A mãe do jovem expressou sua profunda indignação com a assistência prestada, afirmando que o profissional de saúde “só olhou para ele”, sugerindo uma avaliação superficial e insuficiente. Ela e outros membros da família acreditam que a ausência de uma investigação mais aprofundada da condição do adolescente pode ter sido crucial para o desfecho trágico.
A administração municipal de São Carlos, em nota oficial, reiterou que o protocolo de atendimento foi rigorosamente seguido pela equipe.
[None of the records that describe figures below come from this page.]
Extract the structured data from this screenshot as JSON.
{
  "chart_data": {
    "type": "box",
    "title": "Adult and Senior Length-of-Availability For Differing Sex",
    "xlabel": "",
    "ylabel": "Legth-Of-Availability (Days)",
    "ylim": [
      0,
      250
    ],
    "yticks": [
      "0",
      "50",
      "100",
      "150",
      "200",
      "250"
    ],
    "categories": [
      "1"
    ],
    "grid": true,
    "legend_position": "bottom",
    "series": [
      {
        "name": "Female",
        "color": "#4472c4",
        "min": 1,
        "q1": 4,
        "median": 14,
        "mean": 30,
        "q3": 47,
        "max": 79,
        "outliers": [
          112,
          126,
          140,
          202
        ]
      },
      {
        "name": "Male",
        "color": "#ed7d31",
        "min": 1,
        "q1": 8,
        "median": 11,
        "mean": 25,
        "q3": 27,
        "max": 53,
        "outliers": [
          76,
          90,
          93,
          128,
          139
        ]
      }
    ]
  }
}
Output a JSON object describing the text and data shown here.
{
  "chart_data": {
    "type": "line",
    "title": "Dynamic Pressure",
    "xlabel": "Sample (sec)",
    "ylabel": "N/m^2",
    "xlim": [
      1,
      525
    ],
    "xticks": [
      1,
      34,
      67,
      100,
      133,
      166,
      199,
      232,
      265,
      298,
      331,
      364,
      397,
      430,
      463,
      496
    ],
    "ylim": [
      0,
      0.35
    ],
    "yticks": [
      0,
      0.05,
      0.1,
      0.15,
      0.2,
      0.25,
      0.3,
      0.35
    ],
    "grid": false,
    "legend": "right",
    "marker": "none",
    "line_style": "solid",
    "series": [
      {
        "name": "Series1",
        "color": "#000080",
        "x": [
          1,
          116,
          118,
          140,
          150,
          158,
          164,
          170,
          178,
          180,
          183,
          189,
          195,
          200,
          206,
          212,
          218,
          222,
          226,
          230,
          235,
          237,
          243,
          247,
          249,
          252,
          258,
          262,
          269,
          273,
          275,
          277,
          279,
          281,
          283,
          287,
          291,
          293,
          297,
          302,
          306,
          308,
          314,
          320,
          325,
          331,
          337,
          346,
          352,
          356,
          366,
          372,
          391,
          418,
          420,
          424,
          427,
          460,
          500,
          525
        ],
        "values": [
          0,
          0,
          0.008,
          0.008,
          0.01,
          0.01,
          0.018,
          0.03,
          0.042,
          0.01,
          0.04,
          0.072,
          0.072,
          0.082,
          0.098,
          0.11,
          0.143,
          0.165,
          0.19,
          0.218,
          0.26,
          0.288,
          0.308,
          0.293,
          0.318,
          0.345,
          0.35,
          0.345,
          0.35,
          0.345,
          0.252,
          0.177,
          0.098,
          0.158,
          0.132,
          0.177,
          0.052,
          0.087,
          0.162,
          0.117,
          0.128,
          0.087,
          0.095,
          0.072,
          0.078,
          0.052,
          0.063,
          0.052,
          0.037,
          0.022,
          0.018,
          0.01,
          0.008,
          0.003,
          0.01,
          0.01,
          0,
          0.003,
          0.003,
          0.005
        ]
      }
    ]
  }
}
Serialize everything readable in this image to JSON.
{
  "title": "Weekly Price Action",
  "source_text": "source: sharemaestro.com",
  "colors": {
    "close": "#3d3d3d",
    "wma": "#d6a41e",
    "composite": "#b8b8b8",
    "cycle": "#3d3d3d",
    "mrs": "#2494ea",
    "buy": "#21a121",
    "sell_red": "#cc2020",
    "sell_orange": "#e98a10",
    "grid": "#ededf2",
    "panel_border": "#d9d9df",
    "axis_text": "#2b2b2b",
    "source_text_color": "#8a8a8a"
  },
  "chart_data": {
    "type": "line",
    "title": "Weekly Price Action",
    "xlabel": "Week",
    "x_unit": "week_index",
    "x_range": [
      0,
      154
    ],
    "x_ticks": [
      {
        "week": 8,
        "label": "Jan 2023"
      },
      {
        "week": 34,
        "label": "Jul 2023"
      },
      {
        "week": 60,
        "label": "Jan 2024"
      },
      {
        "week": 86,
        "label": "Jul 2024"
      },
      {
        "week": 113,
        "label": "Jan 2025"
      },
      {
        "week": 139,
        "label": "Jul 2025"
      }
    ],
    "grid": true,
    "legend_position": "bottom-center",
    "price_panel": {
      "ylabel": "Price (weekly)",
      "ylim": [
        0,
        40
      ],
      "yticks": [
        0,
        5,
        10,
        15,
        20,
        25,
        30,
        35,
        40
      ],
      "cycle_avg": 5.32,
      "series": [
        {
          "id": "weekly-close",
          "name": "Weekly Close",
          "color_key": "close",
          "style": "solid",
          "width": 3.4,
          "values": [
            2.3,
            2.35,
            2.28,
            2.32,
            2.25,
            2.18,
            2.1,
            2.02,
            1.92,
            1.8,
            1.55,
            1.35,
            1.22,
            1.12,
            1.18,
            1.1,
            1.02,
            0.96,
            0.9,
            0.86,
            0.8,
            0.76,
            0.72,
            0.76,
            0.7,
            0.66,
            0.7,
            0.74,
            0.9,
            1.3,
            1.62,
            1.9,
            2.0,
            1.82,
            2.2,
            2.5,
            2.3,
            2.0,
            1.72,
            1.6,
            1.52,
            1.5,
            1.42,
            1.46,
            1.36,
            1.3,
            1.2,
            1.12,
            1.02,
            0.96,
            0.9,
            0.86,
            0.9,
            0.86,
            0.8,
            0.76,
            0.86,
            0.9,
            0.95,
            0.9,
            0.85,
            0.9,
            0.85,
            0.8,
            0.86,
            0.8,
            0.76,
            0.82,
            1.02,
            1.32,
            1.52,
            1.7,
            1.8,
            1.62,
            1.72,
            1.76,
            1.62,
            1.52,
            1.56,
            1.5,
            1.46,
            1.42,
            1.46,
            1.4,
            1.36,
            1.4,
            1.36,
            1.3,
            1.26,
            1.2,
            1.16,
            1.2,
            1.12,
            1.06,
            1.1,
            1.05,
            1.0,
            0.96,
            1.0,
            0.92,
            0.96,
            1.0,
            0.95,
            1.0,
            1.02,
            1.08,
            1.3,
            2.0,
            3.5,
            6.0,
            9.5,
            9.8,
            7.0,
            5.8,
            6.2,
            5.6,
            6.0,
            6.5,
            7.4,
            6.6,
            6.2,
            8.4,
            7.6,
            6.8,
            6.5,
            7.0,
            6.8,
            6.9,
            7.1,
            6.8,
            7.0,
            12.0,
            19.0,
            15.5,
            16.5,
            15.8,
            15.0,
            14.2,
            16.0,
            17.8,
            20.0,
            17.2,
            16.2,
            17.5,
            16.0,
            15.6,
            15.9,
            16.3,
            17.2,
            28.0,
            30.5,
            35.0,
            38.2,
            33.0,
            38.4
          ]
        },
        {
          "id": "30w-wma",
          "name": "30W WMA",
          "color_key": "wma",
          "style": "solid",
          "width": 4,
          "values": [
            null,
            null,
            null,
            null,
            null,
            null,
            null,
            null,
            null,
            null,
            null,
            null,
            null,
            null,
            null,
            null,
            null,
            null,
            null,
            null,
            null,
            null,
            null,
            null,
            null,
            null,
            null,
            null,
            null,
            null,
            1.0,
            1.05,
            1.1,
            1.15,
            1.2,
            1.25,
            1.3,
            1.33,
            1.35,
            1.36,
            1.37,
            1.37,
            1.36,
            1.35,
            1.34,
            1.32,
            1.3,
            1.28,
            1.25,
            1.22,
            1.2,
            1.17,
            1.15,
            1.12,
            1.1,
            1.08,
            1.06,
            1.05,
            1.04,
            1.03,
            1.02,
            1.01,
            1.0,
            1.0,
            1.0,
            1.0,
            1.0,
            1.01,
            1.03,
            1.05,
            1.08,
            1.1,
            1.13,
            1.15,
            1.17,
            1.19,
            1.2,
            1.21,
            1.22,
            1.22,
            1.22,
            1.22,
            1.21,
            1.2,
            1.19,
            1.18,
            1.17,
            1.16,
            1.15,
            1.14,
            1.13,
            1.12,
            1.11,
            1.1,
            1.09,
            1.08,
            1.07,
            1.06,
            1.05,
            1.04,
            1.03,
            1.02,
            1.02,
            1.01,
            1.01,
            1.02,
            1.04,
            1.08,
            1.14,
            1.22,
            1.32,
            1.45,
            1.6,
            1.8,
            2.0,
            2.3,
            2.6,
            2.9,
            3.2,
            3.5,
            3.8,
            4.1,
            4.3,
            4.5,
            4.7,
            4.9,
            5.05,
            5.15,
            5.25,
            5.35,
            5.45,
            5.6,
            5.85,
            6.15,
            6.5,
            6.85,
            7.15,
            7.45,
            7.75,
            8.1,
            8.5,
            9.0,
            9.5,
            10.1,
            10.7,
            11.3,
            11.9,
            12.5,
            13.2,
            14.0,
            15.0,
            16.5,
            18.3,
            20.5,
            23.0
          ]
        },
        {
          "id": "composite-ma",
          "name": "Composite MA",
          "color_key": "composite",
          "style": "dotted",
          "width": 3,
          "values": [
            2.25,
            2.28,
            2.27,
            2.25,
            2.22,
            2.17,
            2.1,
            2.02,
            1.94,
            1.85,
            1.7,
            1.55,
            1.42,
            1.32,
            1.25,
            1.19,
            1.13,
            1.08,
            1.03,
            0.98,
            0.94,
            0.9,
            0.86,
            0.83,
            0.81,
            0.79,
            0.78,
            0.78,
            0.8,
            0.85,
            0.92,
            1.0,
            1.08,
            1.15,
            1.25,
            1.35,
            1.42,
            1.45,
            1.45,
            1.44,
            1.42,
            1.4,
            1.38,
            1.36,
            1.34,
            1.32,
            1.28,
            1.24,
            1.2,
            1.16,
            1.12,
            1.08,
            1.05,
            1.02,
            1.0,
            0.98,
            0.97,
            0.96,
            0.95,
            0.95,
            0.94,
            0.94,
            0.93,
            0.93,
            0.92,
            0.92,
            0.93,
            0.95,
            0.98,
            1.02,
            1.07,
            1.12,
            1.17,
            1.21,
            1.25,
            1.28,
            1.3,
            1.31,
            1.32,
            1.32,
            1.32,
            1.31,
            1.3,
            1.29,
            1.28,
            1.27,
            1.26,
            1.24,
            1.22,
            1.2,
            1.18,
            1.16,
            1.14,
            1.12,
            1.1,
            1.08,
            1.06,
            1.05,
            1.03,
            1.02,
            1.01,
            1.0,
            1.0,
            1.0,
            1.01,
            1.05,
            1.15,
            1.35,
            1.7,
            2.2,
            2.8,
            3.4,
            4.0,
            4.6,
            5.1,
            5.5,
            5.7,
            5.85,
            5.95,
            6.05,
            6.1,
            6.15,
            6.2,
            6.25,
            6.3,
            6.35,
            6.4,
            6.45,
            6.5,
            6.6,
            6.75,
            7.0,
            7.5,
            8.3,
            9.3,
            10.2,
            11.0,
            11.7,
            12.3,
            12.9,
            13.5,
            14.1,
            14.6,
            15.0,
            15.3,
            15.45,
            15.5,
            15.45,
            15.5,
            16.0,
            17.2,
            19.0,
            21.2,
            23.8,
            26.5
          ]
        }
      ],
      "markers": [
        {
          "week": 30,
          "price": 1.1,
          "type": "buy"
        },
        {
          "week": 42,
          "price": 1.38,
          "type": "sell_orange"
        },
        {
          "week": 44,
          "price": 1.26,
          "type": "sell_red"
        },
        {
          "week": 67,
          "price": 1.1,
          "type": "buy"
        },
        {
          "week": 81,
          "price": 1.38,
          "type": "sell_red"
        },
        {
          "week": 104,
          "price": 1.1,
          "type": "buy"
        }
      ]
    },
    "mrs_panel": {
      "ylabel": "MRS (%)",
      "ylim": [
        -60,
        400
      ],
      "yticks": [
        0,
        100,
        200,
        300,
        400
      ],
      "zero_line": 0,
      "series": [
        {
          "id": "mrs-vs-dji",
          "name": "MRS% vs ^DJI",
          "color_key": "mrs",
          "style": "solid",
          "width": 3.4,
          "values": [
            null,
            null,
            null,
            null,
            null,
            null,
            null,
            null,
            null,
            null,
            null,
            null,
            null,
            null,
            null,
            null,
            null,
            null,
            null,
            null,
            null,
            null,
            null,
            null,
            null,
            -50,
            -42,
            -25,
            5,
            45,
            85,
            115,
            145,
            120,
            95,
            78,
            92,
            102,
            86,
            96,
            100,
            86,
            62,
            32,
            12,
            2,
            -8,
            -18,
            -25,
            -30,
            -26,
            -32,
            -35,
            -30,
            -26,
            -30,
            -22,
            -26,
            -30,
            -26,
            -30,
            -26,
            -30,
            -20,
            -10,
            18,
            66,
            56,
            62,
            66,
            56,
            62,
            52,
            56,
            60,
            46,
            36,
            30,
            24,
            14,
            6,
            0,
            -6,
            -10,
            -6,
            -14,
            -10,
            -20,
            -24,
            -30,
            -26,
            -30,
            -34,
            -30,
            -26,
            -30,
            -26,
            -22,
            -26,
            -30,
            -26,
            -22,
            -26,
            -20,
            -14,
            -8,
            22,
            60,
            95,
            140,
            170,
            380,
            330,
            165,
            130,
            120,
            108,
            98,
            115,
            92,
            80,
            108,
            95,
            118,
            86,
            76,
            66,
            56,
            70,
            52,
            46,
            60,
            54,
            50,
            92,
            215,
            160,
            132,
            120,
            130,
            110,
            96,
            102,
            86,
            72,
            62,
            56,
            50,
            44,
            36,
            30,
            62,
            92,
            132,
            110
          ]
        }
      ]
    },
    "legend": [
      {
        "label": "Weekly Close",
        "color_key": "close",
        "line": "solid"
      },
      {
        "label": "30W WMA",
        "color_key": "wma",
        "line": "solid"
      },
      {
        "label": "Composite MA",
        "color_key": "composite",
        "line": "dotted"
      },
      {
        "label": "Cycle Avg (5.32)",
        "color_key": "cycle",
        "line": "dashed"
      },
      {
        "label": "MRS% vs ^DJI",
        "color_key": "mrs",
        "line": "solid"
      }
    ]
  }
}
Segundo a prefeitura, a avaliação clínica inicial do adolescente não indicava a necessidade imediata de exames complexos ou internação, baseando-se nos critérios estabelecidos para o tipo de queixa apresentada.
O caso gerou grande comoção na comunidade de São Carlos e reacende o debate sobre a qualidade e a profundidade dos atendimentos de urgência e emergência na rede pública de saúde. A família busca agora esclarecimentos e possíveis responsabilizações, enquanto as autoridades locais mantêm sua posição sobre a conformidade do atendimento médico prestado.